Home Depot has figured us out. They know how scary change is, so they make it very simple. If the idea of a pergola is what brings you there, then you can start building it by looking for what kind of wood you would like to use. Someone there will help you find the wood aisle and even help you narrow down your choices. Everything you need to make a pergola is in Home Depot. There are tools, building materials, paint, the occasional bird chirping inside the building, and snacks. If you don’t know how to do something, somebody there does. All you have to do is ask. Even my 88-year-old father, who, in 1944, got on a military transport and sailed to France, asks for help in Home Depot.
At Home Depot, I can take a class in pergola building and work with elements of my project before I start, and if I start building my own and don’t like some of the things I have chosen, I can exchange them for something else. Everyone who works in Home Depot is trained to help you, and everyone who walks in the door, except for the person who has been dragged there on the way to someplace else, belongs to a group of people who are in the process of changing things for themselves or other people.
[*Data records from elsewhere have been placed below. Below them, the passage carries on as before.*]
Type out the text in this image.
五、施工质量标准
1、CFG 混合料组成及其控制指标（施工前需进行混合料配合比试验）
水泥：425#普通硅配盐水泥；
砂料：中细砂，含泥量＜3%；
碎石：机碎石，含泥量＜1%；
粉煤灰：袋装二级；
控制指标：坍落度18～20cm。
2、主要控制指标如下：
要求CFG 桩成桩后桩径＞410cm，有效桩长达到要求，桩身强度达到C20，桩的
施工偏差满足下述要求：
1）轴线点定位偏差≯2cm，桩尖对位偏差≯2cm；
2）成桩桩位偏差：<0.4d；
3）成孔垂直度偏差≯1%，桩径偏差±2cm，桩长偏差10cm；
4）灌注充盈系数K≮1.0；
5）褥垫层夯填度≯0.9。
Every group is made up of individuals who have their own goals, beliefs, and values. To form a group, the goals, beliefs, and values have to align with each other, and if there are differences of opinion, people have to amend or change their personal goals, values, and/or beliefs to find common ground. Once common ground has been found, each individual agrees to keep agreeing with the group’s collective decisions. To keep the group thinking and behaving in the same ways, someone in the group creates a set of rules. Everyone in the group has to follow the rules, but human nature has an ongoing conversation with change. When a person in a group begins changing how they think or how they behave, there are only three choices: the rules have to change, the person has to change, or the person has to leave.
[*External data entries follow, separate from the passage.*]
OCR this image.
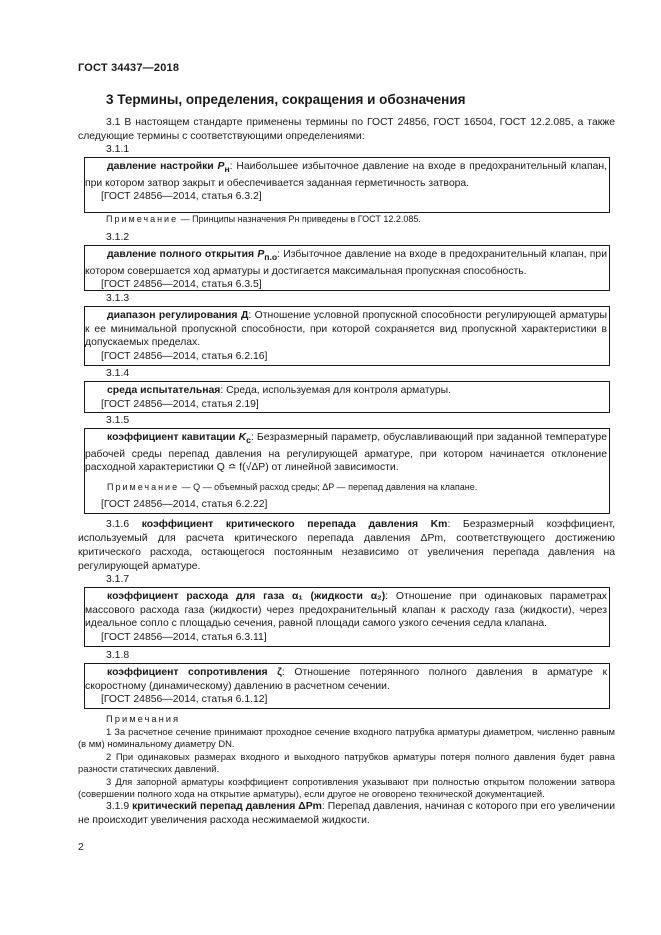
ГОСТ 34437—2018
3 Термины, определения, сокращения и обозначения
3.1 В настоящем стандарте применены термины по ГОСТ 24856, ГОСТ 16504, ГОСТ 12.2.085, а также следующие термины с соответствующими определениями:
3.1.1
давление настройки $P_н$: Наибольшее избыточное давление на входе в предохранительный клапан, при котором затвор закрыт и обеспечивается заданная герметичность затвора.
[ГОСТ 24856—2014, статья 6.3.2]
Примечание — Принципы назначения Pн приведены в ГОСТ 12.2.085.
3.1.2
давление полного открытия $P_{п.о}$: Избыточное давление на входе в предохранительный клапан, при котором совершается ход арматуры и достигается максимальная пропускная способность.
[ГОСТ 24856—2014, статья 6.3.5]
3.1.3
диапазон регулирования Д: Отношение условной пропускной способности регулирующей арматуры к ее минимальной пропускной способности, при которой сохраняется вид пропускной характеристики в допускаемых пределах.
[ГОСТ 24856—2014, статья 6.2.16]
3.1.4
среда испытательная: Среда, используемая для контроля арматуры.
[ГОСТ 24856—2014, статья 2.19]
3.1.5
коэффициент кавитации $K_c$: Безразмерный параметр, обуславливающий при заданной температуре рабочей среды перепад давления на регулирующей арматуре, при котором начинается отклонение расходной характеристики Q ≏ f(√ΔP) от линейной зависимости.
Примечание — Q — объемный расход среды; ΔP — перепад давления на клапане.
[ГОСТ 24856—2014, статья 6.2.22]
3.1.6 коэффициент критического перепада давления Km: Безразмерный коэффициент, используемый для расчета критического перепада давления ΔPm, соответствующего достижению критического расхода, остающегося постоянным независимо от увеличения перепада давления на регулирующей арматуре.
3.1.7
коэффициент расхода для газа α₁ (жидкости α₂): Отношение при одинаковых параметрах массового расхода газа (жидкости) через предохранительный клапан к расходу газа (жидкости), через идеальное сопло с площадью сечения, равной площади самого узкого сечения седла клапана.
[ГОСТ 24856—2014, статья 6.3.11]
3.1.8
коэффициент сопротивления ζ: Отношение потерянного полного давления в арматуре к скоростному (динамическому) давлению в расчетном сечении.
[ГОСТ 24856—2014, статья 6.1.12]
Примечания
1 За расчетное сечение принимают проходное сечение входного патрубка арматуры диаметром, численно равным (в мм) номинальному диаметру DN.
2 При одинаковых размерах входного и выходного патрубков арматуры потеря полного давления будет равна разности статических давлений.
3 Для запорной арматуры коэффициент сопротивления указывают при полностью открытом положении затвора (совершении полного хода на открытие арматуры), если другое не оговорено технической документацией.
3.1.9 критический перепад давления ΔPm: Перепад давления, начиная с которого при его увеличении не происходит увеличения расхода несжимаемой жидкости.
2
The United States is a gigantic ongoing experiment with groups, agreements, and human nature. The framers of the Constitution created an experiment that throws personal freedom, human nature, and community building into the same pot. These original architects gave us the building they wanted, which is a unified country based on the principle of personal freedom, and they left us to figure out the design, the building materials, and the labor pool. We have a set of rules to follow, and the “law of the land” works to keep us inside the Constitutional borders of freedom, but laws do not make people behave. We keep making new laws, we keep going back to our cultural store to exchange merchandise, but we can’t get some of the building materials right. It might be the wood, the bolts, or the birds, but the roof leaks, the floor has gaps between the planks, and there is not enough room for everybody. And not nearly enough snacks. Change can be good, but change makes people, especially those who are benefitting from old ways of thinking, or those who have no idea what any other thinking looks like, just plain uncomfortable.
To change yourself, you have to open your mind to the idea that there may be other options available, and other people who know other things. Once you open your mind to other people, you open your view of the world and that makes everything very complicated. In the land of the free and home of the brave, it takes bravery to consider everyone else’s freedom as well as your own.